IV. Missbrauch einer marktbeherrschenden Stellung: ­Einzelmarktbeherrschung Die in den vorstehenden Absätzen für Fälle einer kollektiven Marktbeherrschung entwickelte Gedankenführung könnte auch auf die Situation einer Einzelmarktbeherrschung angewandt werden: Nutzt ein marktbeherrschendes Unternehmen automatische Preissetzungsmechanismen, so könnte dies einen Missbrauch seiner Marktmacht begründen. Dem Unternehmen könnte es gelingen, seine Marktstellung durch Preisüberhöhungen auszubeuten, während Konkurrenten durch die Drohung einer auf Seiten des Marktbeherrschers erfolgenden automatischen Preisanpassung von Wettbewerbsvorstößen abgehalten werden könnten. Eine Einlassung wie die eingangs zitierte des Lufthansa-Vorstandsvorsitzenden, die Preissetzung sei nach dem Ausscheiden des Konkurrenten Air Berlin aufgrund derselben Algorithmen erfolgt wie zuvor, vermag das Unternehmen nicht zu entlasten:22 Ein- und derselbe Algorithmus mag bei unterschiedlichen Marktverhältnissen zu unterschiedlichen Marktergebnissen führen. Konzentriert die Nachfrage sich nach dem Wegfall eines Konkurrenten auf ein Unternehmen und kann dieses infolge der hierdurch erlangten marktbeherrschenden Stellung im Hinblick auf sein gesamtes An­ gebot oder einen Teil desselben höhere Preise als im Wettbewerb erzielen, so kann hierin eine missbräuchliche Preisüberhöhung liegen.23 Da das Unternehmen den Algorithmus einsetzt, muss es sich die hierbei zustande kommenden Ergebnisse zurechnen lassen.

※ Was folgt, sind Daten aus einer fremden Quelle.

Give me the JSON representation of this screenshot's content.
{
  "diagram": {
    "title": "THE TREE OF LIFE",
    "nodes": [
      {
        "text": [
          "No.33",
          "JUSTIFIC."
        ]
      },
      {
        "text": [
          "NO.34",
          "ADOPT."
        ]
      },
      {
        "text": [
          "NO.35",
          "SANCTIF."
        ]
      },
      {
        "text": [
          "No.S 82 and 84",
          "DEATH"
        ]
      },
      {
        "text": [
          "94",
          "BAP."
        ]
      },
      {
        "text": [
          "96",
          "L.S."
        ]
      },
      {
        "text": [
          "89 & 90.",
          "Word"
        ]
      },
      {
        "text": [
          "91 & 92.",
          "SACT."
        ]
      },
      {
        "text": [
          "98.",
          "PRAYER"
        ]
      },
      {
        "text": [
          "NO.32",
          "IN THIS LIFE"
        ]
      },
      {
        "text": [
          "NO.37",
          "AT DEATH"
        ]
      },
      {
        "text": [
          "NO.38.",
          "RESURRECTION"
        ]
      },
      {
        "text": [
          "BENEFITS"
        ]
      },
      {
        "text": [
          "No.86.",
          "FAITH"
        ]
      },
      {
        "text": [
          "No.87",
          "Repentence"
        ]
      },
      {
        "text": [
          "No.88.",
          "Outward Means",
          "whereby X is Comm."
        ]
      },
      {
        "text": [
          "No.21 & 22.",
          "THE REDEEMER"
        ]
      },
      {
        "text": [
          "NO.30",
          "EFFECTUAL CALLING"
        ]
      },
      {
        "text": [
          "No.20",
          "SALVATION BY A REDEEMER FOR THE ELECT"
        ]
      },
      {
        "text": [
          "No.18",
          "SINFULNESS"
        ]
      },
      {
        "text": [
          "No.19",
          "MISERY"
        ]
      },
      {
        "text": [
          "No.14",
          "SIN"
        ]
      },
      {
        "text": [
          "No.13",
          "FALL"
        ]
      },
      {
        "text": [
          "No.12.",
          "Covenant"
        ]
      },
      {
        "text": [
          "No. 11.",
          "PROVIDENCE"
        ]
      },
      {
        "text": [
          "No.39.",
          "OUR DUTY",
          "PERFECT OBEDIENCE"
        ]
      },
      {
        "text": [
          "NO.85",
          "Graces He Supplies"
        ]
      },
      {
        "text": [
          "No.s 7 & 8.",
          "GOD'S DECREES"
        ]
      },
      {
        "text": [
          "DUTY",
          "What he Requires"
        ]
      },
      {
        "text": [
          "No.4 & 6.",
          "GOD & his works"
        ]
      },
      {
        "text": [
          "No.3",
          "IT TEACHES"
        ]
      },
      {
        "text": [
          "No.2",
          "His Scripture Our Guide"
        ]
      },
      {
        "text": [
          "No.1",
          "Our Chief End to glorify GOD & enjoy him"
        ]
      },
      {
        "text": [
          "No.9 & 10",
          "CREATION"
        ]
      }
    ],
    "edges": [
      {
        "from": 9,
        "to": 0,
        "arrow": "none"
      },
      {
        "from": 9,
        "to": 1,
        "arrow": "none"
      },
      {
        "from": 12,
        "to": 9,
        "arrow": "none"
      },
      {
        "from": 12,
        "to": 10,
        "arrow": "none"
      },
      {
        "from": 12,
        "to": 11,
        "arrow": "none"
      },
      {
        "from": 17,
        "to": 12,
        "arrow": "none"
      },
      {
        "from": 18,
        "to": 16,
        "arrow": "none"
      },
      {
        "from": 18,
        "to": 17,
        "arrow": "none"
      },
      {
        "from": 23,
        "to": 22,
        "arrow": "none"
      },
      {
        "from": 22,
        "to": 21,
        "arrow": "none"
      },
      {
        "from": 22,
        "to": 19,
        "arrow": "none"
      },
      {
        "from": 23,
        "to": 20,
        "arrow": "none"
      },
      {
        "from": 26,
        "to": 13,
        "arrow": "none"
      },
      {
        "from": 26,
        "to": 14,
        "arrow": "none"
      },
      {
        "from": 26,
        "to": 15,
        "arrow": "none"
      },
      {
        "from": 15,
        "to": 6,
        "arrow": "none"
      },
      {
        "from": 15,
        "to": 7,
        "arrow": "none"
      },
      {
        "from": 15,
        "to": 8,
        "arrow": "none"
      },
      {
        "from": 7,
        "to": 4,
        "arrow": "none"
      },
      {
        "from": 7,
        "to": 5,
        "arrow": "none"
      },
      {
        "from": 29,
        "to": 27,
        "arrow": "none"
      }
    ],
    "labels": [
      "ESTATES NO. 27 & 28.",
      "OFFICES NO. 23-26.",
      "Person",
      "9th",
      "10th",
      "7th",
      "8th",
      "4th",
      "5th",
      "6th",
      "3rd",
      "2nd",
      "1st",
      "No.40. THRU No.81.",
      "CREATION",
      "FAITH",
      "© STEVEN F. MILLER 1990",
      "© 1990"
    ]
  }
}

22 Mundt, Süddeutsche Zeitung vom 28.12.2017, S.  18  – auch abrufbar unter http://www.­ bundeskartellamt.de/SharedDocs/Interviews/DE/2017/171228_Sueddeutsche.html (letzter Zugriff am 17.2.2018). 23 EuGH Urteil v. 14.2.1978 – Rs. 27/76, Slg. 1978, 207, Rz. 248-250 – „United Brands“.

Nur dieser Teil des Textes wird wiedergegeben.